Most owners think about their sale in terms of one number: what is the business worth? But if you operate out of a building you lease or own, the property quietly drives the outcome. A lease with too little term left can scare off buyers and their lenders. A building you own can be the difference between a clean exit and a retirement income stream that lasts decades.
The owners who do best are the ones who treat the real estate as a deliberate decision rather than an afterthought. This guide walks through that decision in five parts: securing your lease and landlord consent, valuing the business and the property as the separate assets they are, deciding whether to keep the building and lease it back to the buyer, using seller financing on either asset, and the tax structures — sale-leasebacks and 1031 exchanges — that protect your proceeds. These pages complement our business valuation guide and our complete guide to selling a business.
If you lease your space, your landlord holds a quiet veto over your sale. How lease assignment works, what consent requires, and how to keep your lease from killing the deal.
Read this guide →When you own the building your business runs from, you're selling two assets, not one. They're valued by different math and attract different buyers — and separating them usually means a higher total.
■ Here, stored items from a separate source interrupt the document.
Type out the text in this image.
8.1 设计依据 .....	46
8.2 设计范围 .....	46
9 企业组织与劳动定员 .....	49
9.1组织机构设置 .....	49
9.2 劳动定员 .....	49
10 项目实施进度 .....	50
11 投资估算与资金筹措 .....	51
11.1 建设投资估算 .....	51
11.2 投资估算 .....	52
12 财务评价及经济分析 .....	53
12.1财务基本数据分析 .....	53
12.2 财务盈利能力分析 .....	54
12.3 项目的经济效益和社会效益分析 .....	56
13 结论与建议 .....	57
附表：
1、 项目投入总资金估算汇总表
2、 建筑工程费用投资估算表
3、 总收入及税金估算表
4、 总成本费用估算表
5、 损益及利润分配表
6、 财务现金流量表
Read this guide →Selling the business while keeping the real estate turns a one-time payout into years of rental income. When becoming your buyer's landlord is the smartest exit — and how to structure it.
Read this guide →Acting as the bank for part of your sale — on the business, the building, or both — widens your buyer pool, can raise your price, and may spread your taxes. How seller financing and holding the mortgage work, and how to stay protected.
Read this guide →Two advanced moves for owners whose business comes with real estate: free up cash with a sale-leaseback, and defer the tax on the building with a 1031 exchange. How each works, and where they fit in your exit.
Read this guide →Most business brokers don’t do real estate, and most commercial real estate agents don’t do businesses. John Matsis is a Business & Investment Property Broker — he handles both sides of a deal where the company and the property are intertwined, so the lease, the valuation split, and the structure all work together rather than against each other. A 20-minute conversation is the fastest way to see what your options are worth.
No. If you own the real estate, keeping the building and leasing it to the buyer is one of the most common and profitable options — you sell the operating business and become the new owner’s landlord, collecting rent on an asset that keeps appreciating. Selling both together, or selling them to two separate buyers, are also valid paths depending on your goals and the property.
If you lease, nearly every commercial lease requires the landlord to consent before you assign the lease to a buyer. Most leases say that consent can’t be unreasonably withheld for a qualified buyer, but the landlord still has to approve the transfer. The key is starting early and presenting a financially strong, credible buyer so consent is straightforward rather than a fight.
Yes. The business is valued on its earnings — a multiple of SDE or EBITDA — while the real estate is valued independently on income and comparable sales, via a capitalization rate or an appraisal. They attract different buyers and follow different math. Valuing them separately, and setting a market rent so the business’s earnings are accurate, almost always produces a higher and more defensible total.
By keeping the building and becoming the new operator’s landlord. A long-term lease — ideally triple-net, where the tenant covers taxes, insurance, and maintenance — turns a one-time payout into a durable, inflation-protected income stream. The property keeps appreciating, and you can sell it or roll it into another property through a 1031 exchange later for a second payday.